Anja non riusciva a spiegarsi perché quell’uomo dovesse vivere con loro. Aveva sempre sognato che sua madre trovasse la serenità sposandosi, ma non certo con Arturo. Seduta sul divano, faceva finta di leggere un libro, mentre i suoi occhi spiavano di nascosto i movimenti di lui. Era appena uscito dalla camera e si aggirava per casa con una calma che sembrava ostentata, ignorandola del tutto. Continuava a parlare al telefono, e dalle frasi che Anja riusciva a captare non stava certo parlando con un uomo. Era come se la bambina fosse troppo piccola per capire, e per questo lui non provava nemmeno vergogna.
«Tesoro, ma come puoi dire una cosa del genere? Tra due settimane mi sposo e tu tenti di sedurre un uomo già impegnato?» rideva, continuando a conversare.
Anja provò un moto di disgusto che le serrò lo stomaco: non solo l’antipatia che già provava per quell’uomo, ma una rabbia feroce al pensiero che stesse tradendo sua madre senza scrupoli.
Con gesto deciso richiuse il libro. Arturo le lanciò un’occhiata, poi si rifugiò in camera e chiuse la porta a chiave. Decisa a sfogarsi con qualcuno, Anja uscì correndo e raggiunse le baracche dietro le siepi di tuia che dividevano il quartiere elegante dalla zona povera.
Se Alla Olegovna avesse saputo che sua figlia frequentava quel posto, le si sarebbe spezzato il cuore. Ma Anja conosceva bene i suoi rifugi. Fischiò forte e, come previsto, dal buco nel muro spuntò la testa spettinata di Piet’ka.

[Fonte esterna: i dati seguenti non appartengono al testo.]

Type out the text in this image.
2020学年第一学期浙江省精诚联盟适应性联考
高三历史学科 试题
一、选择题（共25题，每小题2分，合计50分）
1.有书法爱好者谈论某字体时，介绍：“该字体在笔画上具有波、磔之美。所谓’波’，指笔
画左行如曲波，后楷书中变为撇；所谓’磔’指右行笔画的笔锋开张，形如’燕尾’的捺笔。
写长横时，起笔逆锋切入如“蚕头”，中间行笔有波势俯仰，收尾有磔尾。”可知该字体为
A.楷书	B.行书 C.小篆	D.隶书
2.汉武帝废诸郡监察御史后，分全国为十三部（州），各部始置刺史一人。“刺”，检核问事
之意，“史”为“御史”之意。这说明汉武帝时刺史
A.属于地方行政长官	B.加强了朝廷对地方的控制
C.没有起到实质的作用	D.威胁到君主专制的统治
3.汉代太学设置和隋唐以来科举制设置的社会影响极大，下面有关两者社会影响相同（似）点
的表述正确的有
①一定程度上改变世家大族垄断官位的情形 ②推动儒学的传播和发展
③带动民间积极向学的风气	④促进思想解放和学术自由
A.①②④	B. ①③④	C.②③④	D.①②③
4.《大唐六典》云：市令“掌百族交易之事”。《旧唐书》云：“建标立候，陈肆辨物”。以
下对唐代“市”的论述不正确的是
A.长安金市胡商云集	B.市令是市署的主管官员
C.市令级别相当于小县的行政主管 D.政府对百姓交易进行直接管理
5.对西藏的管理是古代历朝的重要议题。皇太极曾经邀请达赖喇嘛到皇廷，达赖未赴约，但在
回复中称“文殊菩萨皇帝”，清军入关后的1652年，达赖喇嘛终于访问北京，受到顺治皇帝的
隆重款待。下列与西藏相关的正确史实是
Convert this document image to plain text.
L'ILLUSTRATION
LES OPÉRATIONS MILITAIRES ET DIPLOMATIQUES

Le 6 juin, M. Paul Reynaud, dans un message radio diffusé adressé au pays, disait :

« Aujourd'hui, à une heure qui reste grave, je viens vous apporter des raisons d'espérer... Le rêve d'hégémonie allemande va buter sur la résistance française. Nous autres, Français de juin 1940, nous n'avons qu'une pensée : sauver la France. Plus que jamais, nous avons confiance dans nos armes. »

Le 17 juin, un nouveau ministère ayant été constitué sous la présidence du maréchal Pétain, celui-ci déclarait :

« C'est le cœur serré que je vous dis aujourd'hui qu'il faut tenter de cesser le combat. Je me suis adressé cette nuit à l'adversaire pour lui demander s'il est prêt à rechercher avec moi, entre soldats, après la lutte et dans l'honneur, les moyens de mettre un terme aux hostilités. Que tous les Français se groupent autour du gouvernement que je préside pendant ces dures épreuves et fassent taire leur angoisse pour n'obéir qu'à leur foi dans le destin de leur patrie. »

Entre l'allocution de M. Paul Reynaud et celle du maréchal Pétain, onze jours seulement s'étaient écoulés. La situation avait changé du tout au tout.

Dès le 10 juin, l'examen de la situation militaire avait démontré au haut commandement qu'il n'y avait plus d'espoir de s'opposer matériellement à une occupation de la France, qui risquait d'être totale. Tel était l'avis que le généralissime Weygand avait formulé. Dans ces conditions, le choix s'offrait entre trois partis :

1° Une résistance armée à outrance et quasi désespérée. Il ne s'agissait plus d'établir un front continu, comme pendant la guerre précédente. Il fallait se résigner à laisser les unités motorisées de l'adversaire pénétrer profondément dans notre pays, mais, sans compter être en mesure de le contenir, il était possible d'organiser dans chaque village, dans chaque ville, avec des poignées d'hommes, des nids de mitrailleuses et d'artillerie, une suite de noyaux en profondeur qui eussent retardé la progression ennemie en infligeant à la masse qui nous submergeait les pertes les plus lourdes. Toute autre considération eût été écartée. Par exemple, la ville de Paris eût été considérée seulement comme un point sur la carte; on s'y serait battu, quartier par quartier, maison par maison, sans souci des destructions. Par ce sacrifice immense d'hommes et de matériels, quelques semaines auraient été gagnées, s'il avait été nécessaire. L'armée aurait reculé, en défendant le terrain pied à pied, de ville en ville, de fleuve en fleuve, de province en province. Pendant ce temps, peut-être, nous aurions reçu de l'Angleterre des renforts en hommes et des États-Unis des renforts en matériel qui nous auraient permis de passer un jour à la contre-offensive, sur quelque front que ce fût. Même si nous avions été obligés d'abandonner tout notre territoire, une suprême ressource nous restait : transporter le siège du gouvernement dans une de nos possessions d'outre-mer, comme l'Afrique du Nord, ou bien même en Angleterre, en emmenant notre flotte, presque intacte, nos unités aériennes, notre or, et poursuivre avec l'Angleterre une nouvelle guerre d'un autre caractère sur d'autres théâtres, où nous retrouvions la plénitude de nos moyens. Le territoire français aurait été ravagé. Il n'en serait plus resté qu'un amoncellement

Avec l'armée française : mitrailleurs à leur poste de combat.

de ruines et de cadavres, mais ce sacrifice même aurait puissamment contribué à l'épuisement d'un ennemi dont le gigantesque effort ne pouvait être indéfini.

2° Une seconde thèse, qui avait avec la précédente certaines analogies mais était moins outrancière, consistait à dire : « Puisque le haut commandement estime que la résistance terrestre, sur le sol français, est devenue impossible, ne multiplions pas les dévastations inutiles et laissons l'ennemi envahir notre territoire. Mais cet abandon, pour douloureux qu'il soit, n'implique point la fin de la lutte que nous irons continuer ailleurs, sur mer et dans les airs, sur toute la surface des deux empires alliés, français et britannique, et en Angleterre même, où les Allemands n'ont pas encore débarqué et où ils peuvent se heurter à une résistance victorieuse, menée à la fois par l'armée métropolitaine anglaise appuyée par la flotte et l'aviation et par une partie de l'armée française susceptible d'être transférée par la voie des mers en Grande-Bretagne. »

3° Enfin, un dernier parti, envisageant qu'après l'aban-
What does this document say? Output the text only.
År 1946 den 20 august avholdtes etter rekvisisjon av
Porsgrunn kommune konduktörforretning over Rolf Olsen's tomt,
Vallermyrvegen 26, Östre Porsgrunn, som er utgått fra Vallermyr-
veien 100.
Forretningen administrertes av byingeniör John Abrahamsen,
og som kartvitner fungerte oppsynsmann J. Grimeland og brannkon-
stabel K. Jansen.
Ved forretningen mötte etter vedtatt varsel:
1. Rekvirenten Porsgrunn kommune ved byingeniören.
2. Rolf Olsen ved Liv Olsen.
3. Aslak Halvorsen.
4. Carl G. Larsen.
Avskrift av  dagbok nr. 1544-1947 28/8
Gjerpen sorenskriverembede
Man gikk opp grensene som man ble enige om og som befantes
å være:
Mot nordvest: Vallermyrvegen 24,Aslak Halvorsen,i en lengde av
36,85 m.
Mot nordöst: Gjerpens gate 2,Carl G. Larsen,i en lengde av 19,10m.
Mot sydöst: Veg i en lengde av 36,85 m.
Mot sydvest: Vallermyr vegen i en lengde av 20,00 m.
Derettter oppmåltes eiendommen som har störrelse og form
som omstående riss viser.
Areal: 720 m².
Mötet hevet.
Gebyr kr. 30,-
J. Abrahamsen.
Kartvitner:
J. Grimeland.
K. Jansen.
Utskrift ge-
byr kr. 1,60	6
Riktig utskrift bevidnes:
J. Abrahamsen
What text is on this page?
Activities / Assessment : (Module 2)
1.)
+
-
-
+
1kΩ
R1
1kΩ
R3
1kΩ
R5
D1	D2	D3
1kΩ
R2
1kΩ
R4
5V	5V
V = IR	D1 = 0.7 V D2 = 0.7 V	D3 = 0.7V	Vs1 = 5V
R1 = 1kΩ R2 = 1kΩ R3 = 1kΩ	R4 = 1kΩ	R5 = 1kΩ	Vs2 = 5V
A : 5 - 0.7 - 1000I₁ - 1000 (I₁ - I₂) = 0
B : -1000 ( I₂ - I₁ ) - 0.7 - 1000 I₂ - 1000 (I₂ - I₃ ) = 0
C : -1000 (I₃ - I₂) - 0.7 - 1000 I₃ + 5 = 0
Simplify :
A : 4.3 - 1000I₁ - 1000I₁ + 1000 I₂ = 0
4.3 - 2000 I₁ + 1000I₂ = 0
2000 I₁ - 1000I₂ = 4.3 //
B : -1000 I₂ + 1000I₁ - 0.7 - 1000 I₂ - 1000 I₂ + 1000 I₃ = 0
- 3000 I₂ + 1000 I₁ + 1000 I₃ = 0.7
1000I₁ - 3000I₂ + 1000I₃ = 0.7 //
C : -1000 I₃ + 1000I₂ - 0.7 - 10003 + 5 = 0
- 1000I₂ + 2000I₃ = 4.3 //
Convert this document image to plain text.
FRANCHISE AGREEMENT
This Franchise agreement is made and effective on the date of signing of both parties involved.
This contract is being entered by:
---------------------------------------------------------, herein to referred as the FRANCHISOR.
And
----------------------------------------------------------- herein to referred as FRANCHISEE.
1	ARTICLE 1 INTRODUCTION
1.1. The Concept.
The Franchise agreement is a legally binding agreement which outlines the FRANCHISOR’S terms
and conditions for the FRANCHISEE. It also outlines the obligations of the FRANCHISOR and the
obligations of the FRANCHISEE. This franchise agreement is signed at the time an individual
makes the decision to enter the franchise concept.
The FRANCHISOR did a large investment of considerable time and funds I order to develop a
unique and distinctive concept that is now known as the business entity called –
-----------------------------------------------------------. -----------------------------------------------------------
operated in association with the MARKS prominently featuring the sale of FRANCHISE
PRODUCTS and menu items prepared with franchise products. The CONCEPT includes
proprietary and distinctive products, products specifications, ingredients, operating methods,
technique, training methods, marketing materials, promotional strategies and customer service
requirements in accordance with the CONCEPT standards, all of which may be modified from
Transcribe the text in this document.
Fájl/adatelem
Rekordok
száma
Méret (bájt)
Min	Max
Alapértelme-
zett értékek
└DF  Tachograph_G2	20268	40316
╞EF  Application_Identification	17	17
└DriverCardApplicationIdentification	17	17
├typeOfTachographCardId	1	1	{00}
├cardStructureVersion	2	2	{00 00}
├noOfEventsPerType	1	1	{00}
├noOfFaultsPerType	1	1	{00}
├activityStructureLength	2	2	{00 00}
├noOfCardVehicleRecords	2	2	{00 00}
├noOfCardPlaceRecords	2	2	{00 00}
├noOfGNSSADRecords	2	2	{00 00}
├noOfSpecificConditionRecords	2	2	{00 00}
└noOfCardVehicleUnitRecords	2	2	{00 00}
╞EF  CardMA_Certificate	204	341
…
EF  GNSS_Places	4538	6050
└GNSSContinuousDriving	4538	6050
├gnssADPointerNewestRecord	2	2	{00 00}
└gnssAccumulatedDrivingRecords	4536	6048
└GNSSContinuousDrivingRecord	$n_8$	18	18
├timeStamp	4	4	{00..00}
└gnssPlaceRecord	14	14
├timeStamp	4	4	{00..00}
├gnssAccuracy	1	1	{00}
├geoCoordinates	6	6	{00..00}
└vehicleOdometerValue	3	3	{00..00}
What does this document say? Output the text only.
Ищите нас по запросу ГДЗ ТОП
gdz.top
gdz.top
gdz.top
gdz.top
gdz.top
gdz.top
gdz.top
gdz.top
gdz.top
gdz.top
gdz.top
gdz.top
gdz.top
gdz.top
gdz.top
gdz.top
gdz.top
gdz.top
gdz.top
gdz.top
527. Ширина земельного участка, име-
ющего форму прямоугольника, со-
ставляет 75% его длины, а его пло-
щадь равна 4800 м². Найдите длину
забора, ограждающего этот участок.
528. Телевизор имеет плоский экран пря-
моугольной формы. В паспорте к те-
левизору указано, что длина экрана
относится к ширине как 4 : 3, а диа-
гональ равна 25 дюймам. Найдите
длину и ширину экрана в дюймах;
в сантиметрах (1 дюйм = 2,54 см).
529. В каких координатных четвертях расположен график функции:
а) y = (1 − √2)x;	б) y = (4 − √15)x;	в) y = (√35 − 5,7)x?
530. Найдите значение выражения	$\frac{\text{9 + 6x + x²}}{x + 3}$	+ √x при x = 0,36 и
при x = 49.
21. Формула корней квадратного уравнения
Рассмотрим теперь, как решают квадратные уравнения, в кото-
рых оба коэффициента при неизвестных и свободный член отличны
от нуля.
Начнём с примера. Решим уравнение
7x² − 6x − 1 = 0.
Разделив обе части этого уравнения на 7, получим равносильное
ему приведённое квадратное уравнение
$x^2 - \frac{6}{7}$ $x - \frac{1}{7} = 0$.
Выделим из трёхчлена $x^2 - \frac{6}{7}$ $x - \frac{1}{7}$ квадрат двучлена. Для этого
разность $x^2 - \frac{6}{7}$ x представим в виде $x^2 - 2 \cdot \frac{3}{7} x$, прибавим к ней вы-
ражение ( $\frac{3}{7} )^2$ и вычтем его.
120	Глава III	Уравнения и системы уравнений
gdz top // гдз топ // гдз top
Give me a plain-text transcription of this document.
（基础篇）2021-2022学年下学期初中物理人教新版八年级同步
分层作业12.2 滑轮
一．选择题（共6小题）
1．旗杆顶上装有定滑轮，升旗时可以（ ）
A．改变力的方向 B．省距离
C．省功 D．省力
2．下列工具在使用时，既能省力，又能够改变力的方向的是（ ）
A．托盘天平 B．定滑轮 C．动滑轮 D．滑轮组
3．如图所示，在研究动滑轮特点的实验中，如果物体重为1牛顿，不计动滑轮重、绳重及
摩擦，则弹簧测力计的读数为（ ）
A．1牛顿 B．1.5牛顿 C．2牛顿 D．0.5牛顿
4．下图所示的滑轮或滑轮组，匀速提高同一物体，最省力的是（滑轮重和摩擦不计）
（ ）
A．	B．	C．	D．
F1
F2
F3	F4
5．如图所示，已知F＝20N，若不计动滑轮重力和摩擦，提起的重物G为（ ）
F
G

— Anja, entra pure. I miei sono dalla nonna.
Lei scavalcò la finestra, più semplice della porta, e lo trovò curvo sui quaderni.
— E tu perché sei rimasto qui?
— Ho preso un brutto voto in inglese. Se non studio, mio padre mi sculaccia — disse grattandosi la testa.
Anja rise: conosceva bene quell’uomo grande e barbuto, bonario più che severo, temuto e amato da tutti i bambini.
— Ma non dovevamo vederci domani sera?
— Piet’, ho bisogno di un consiglio.
Per lei, a dodici anni, Piet’ka che ne aveva quattordici era quasi un fratello maggiore. Gli raccontò di Arturo, delle telefonate, e del fatto che sua madre non volesse aprire gli occhi.
— E allora parlagliene — disse lui. — Ti ascolterà.
Ma non fu così. Quando, quella sera, Alla tornò dal lavoro, Anja provò a confidarsi. La madre, però, si chiuse: «Sei troppo piccola per capire. Non intrometterti». Quelle parole ferirono più di uno schiaffo.
Le cose peggiorarono: Arturo rientrava ubriaco, urlava contro la madre, e lei finiva per scusarsi con lui. Anja non ne poteva più.
Fu allora che Piet’ka propose un piano. Il matrimonio si avvicinava, e Arturo si era già organizzato: Anja lo sentì dire al telefono alla sua amante di fingersi la fidanzata di un vecchio amico per poterla portare alle nozze.
Il giorno del matrimonio arrivò. Un ristorante elegante, tavoli imbanditi, sorrisi falsi. Anja tremava: e se tutto fosse stato inutile? Quando fu chiamata a parlare, prese il microfono e disse:
— Mamma, ti voglio bene e voglio che tu sia felice.
Poi sullo schermo iniziò il video preparato con Piet’ka: Arturo che baciava un’altra donna, scene di bar e risate volgari. Il silenzio cadde in sala, Alla sbiancò, Arturo si nascose sotto il tavolo.
— Perdona, mamma, ma tu non volevi ascoltarmi. Lui non ti ama — disse Anja, lasciando il microfono.
Scappò via, in lacrime, fino al fiume dove Piet’ka la raggiunse. Lei singhiozzava: «Che ho fatto?».
— Hai fatto la cosa giusta. Forse non elegante, ma hai difeso tua madre — le rispose.
Rimasero seduti sulla riva finché non arrivò Alla. Si sedette accanto a loro, abbracciò la figlia e le sussurrò: «Perdonami tu. Ho inseguito una felicità che non esisteva».
Quella notte nacque un nuovo inizio: non c’erano più menzogne, né segreti. Solo madre e figlia, unite, e un amico fedele che restava al loro fianco.